En torno a Vinent, además, aparecen dos lecturas contrapuestas de su presente. Hay quienes aseguran que en Santiago de Cuba sí ha recibido apoyo en comparación con otros exatletas, y que su situación también pasa por temas familiares y por un deterioro emocional comprensible en la vejez. Otros sostienen lo contrario y denuncian abandono. El propio testimonio del exlanzador se ubica más cerca del segundo grupo: no pide dinero, pide reconocimiento, cercanía, una llamada que confirme que no fue desechable.
El debate, por tanto, va más allá del caso personal y se mueve en tres planos.

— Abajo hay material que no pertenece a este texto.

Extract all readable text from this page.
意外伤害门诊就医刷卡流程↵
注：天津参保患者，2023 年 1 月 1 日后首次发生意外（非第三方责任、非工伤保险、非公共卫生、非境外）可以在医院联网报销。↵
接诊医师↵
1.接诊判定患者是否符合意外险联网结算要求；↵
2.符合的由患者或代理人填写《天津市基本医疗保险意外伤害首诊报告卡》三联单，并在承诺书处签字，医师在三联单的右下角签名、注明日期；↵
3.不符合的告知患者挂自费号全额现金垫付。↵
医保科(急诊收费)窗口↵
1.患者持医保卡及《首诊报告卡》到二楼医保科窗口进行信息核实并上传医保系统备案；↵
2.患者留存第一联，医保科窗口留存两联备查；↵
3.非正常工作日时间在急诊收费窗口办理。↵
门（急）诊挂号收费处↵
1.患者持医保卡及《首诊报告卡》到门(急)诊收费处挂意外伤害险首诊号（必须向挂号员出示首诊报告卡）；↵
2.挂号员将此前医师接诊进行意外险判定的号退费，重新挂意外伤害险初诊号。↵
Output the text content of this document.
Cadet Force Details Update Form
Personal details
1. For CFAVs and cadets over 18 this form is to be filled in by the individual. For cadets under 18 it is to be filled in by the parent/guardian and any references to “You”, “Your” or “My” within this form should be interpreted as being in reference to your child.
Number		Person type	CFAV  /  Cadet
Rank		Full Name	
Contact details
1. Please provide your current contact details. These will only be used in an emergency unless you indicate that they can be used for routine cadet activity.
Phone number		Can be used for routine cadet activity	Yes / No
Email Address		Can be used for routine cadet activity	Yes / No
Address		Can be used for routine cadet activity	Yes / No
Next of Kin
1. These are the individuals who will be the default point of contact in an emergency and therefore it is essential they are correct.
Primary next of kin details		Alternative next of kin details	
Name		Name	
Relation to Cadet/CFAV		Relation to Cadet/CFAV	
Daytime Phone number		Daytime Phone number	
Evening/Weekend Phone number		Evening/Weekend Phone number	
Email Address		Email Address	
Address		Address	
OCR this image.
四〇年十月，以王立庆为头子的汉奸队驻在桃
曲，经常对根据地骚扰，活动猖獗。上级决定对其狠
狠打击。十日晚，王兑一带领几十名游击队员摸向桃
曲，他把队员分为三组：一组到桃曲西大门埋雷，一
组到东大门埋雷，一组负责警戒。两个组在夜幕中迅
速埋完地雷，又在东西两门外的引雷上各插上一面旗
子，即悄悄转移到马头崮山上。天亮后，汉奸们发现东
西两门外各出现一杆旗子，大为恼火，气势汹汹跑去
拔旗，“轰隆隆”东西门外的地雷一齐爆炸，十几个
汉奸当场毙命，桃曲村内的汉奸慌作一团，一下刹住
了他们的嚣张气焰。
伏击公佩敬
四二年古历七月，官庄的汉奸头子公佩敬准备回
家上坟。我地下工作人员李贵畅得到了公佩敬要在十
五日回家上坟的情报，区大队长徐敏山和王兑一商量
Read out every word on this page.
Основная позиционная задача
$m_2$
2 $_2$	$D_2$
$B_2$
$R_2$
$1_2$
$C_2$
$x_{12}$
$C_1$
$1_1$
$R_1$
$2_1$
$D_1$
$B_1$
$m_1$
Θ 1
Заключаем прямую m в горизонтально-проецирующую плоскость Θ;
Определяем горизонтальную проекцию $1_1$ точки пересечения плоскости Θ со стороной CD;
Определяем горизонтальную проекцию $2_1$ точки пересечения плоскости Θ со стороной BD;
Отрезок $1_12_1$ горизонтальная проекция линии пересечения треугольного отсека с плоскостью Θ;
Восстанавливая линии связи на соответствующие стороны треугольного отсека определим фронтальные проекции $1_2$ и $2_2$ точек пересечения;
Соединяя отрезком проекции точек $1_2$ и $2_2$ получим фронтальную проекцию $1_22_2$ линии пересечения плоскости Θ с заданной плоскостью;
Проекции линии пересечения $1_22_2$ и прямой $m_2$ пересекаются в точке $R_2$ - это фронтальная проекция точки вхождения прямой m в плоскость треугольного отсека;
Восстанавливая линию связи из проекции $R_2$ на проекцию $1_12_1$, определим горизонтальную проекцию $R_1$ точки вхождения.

Primero, el humanitario: ningún símbolo nacional debería estar rogando atención; la sola duda de que una leyenda deportiva viva en precariedad debería activar protocolos transparentes de ayuda médica y social, con nombres y apellidos y sin propaganda. Segundo, el institucional: el país necesita una política clara, verificable y evaluada públicamente para el acompañamiento integral de sus exdeportistas, que incluya salud mental, pensiones dignas, vivienda y oportunidades laborales reales tras el retiro. Tercero, el cultural: glorificar al atleta en su pico y olvidarlo cuando ya no rinde es una trampa que empobrece al deporte y manda un mensaje devastador a los jóvenes talentos.
Los comentarios también dejan una lección generacional. Varios usuarios advierten a los prospectos: “miren este espejo”. Si el futuro que ofrece el sistema a sus ídolos es la invisibilidad, la consecuencia lógica es la fuga de talento y la desafección. La propia narrativa de Vinent —principios que no se venden, medallas que no se empeñan— añade otra capa: la dignidad no paga medicinas ni comida, pero sí exige respeto. Y el respeto, en política pública, se mide con hechos.
Vinent, el de la recta que parecía partir el aire – y que también es el Vinent que iba roncando en el asiento de atrás del auto – hoy lanza otra clase de bola: una apelación a la memoria y a la responsabilidad colectiva. Su nombre, asociado a tardes de estadio lleno y a triunfos que marcaron época, regresa a la agenda no por una estadística, sino por un reclamo básico: no lo olviden. El Meteoro se apaga, dicen algunos con tristeza; otros prefieren creer que aún queda luz si la sociedad —y el Estado que siempre lo usó como emblema— se deciden a hacer lo que corresponde.
Que la entrevista anunciada no sea su último testimonio, sino el punto de inflexión para corregir a tiempo. Nadie está pidiendo que se reescriba la historia: basta con estar a la altura de ella. Porque detrás de cada medalla colgada en una pared hay una vida real, y no hay título que valga si, cuando llega el silencio, esa vida queda sola.